Whether or not to be vaccinated against COVID-19 is a matter of personal choice. A family judge robustly made that point in declining to authorise vaccination of a care home resident suffering from acute dementia who had fiercely objected to the procedure.
The 86-year-old woman believed that she was living in the late 1940s or early 1950s, that her long-deceased parents were still alive and that she worked at a cake factory where she had been employed in her youth. Every day at 4pm, when the factory siren once signalled the end of the working day, she would grab her handbag and jacket and attempt to return to her childhood home.
The care home where she lived had suffered a shocking toll during the first COVID-19 lockdown. Of its 99 residents, 27 had died from infection with the virus. Faced with her resistance to vaccination, the judge was asked to consider authorising her inoculation on the basis that it was in her best interests. The plan was to employ gentle restraint and sedation in vaccinating her.
Ruling on the matter, the judge found that she lacked the mental capacity to make any decisions for herself. She had received admirably insightful and sensitive care at the home and the application was driven by a desire to protect her. Nobody could sensibly doubt the efficacy of the vaccination programme, yet she had consistently and volubly opposed undergoing the procedure.
Although her reality was undoubtedly delusional, that did not stop it being her reality and her views were worthy of recognition and respect. Given that all but one of the home's other residents had been vaccinated, and that she kept herself apart from others and received almost no visitors, the risk of her becoming infected was slight. The risk would, however, increase as the home opened up to the outside world.

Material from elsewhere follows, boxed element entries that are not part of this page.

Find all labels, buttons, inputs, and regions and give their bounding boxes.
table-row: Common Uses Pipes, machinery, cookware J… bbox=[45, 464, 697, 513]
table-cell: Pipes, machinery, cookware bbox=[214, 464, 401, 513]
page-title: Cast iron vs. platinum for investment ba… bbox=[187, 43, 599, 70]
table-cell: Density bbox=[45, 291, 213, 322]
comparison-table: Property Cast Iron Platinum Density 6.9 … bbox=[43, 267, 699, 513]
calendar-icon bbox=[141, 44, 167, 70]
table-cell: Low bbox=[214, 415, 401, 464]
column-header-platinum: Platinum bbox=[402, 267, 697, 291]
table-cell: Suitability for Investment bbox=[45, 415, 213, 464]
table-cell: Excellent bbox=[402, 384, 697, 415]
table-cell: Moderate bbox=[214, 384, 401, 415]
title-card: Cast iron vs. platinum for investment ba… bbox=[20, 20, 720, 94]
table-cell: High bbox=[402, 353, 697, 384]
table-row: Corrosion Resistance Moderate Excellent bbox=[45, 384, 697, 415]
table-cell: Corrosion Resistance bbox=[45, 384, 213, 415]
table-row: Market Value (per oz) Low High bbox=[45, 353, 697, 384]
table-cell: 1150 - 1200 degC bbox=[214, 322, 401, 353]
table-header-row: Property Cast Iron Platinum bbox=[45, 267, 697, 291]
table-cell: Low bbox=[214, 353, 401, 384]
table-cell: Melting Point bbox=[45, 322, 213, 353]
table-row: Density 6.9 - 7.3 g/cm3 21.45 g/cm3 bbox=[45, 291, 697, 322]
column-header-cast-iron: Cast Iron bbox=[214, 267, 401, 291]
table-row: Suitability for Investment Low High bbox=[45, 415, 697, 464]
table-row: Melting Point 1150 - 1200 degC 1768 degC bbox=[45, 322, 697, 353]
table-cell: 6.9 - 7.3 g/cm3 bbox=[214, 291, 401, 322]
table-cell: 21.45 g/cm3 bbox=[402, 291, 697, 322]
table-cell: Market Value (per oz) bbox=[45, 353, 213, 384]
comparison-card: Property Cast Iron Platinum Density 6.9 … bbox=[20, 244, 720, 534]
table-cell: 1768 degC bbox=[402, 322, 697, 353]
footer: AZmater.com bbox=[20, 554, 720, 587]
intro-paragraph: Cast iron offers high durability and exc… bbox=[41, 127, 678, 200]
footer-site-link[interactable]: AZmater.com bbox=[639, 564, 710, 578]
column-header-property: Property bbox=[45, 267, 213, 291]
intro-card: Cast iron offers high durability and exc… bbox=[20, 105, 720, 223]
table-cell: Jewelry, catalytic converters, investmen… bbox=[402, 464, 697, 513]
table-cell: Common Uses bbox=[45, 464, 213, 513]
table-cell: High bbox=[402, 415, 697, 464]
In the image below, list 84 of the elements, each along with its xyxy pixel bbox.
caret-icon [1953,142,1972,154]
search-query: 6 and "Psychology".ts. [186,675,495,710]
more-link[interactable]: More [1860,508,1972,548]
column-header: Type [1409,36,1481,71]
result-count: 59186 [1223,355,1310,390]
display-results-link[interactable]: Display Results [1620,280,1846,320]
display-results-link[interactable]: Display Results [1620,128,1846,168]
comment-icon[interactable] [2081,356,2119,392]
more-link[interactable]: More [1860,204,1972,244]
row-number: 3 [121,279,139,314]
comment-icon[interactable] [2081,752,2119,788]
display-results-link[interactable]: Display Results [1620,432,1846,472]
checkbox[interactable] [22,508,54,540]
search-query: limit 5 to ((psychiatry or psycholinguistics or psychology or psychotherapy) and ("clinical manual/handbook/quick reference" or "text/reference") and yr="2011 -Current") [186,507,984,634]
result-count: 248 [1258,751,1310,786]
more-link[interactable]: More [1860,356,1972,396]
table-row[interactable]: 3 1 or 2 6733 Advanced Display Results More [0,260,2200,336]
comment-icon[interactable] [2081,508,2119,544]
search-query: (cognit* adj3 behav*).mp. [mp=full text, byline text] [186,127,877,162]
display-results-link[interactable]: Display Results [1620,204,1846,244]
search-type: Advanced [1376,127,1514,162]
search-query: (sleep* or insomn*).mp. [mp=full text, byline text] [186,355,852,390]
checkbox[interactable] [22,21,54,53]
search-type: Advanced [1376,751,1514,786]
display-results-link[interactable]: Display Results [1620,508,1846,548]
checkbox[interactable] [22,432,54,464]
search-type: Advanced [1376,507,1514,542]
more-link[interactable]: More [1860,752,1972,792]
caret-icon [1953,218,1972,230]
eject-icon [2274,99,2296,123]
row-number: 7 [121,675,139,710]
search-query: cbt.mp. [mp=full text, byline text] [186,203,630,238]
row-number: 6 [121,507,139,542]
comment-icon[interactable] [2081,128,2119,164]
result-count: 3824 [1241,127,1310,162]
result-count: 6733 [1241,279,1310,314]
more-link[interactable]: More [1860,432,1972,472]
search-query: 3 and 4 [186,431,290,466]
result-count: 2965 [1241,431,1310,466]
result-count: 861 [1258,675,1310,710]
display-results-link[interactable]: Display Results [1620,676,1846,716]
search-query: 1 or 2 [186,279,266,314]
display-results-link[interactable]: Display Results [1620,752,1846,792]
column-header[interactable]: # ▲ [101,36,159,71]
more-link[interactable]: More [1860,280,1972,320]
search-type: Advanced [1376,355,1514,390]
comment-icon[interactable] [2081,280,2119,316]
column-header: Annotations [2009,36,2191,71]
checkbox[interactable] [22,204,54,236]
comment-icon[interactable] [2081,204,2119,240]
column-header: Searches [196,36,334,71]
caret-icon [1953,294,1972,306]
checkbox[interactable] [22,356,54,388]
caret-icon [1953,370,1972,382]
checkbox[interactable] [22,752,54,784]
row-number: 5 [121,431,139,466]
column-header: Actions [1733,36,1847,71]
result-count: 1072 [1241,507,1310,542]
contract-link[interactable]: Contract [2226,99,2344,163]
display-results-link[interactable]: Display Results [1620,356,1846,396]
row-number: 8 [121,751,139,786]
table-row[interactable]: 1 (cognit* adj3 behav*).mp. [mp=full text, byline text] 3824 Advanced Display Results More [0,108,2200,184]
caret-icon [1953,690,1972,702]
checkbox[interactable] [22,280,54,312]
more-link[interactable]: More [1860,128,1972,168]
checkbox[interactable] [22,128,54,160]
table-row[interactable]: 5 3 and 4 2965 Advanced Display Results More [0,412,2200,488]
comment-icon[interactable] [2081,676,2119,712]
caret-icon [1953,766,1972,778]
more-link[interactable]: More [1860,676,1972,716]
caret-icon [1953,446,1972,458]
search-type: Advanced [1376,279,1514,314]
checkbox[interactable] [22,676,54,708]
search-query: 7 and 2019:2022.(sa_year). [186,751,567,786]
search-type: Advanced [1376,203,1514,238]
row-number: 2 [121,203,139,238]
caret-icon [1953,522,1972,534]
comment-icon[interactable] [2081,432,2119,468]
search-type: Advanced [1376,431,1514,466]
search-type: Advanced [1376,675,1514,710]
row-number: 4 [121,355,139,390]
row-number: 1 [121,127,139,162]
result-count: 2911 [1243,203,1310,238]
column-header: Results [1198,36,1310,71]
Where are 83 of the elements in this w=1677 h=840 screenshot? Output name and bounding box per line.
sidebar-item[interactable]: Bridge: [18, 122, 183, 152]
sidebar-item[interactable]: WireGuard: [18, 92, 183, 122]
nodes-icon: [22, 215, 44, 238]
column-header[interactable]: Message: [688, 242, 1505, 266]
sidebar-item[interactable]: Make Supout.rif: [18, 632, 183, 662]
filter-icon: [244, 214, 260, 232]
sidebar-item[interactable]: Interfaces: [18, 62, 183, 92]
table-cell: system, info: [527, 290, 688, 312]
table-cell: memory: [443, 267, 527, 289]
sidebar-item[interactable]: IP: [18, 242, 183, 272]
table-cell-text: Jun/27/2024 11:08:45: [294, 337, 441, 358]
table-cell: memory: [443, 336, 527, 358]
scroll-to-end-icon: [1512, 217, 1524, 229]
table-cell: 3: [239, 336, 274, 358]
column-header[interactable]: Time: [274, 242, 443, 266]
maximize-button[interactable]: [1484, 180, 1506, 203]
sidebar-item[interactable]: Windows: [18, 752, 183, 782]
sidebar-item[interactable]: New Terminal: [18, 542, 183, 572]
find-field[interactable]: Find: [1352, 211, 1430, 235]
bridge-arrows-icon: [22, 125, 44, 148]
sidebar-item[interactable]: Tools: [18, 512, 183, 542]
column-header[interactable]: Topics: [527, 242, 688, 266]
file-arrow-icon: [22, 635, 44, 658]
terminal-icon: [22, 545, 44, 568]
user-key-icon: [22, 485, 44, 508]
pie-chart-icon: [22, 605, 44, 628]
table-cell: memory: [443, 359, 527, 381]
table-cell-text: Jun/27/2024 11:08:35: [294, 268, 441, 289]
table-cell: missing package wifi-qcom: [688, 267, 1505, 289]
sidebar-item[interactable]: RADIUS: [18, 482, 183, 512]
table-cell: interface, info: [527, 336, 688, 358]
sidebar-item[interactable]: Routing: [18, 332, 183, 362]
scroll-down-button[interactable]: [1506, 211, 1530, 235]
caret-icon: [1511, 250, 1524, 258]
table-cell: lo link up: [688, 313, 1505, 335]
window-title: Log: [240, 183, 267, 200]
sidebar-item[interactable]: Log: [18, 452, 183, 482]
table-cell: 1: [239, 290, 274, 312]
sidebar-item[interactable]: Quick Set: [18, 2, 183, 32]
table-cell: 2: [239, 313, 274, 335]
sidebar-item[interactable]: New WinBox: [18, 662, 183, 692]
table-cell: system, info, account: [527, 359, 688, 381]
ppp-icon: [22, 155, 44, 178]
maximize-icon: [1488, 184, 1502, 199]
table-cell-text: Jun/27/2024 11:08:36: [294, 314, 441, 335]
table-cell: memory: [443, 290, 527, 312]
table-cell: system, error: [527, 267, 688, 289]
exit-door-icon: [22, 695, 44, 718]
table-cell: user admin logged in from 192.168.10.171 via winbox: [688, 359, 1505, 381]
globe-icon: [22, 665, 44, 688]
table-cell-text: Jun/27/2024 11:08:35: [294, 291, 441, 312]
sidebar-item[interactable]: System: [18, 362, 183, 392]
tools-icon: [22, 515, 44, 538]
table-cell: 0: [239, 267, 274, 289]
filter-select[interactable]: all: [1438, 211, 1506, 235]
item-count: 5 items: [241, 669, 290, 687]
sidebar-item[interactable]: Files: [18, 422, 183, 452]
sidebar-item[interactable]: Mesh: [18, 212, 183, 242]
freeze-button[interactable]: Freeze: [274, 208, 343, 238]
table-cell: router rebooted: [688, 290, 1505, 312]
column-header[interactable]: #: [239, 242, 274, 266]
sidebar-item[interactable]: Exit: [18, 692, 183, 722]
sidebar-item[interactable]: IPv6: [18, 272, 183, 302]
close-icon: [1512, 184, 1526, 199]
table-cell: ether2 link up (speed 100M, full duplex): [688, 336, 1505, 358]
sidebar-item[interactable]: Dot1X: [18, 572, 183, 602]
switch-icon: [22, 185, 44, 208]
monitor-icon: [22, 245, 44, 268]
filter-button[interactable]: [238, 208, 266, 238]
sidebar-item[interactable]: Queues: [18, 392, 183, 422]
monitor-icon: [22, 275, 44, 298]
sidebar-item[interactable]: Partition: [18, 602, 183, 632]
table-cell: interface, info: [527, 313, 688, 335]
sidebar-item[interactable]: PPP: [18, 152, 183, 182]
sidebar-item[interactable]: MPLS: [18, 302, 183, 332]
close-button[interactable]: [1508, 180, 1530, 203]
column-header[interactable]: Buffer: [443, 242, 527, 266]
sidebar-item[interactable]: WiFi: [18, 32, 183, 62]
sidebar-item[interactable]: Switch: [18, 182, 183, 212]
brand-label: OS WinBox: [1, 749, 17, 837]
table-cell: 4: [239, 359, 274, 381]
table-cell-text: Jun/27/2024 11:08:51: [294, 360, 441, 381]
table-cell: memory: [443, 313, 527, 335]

Whether due to her worsening dementia or as a result of her personality traits and general approach to life, she was increasingly resistant to medical interventions of any kind. A suggestion had been made that she be tricked into having the vaccine by telling her that her father – who was still very much alive in her mind – wanted her to have it. However, the judge ruled that such an artifice, although well-intentioned, would risk compromising her dignity and suborning her autonomy.
The judge found that, were she to have capacity to choose for herself, she would probably elect not to be vaccinated. There was no question of her being supine or passive if she felt that she was being inoculated against her will. Use of sedation and restraint would risk undermining her trust in those caring for her. Overall, the judge ruled that vaccinating her could not be said to be in her best interests.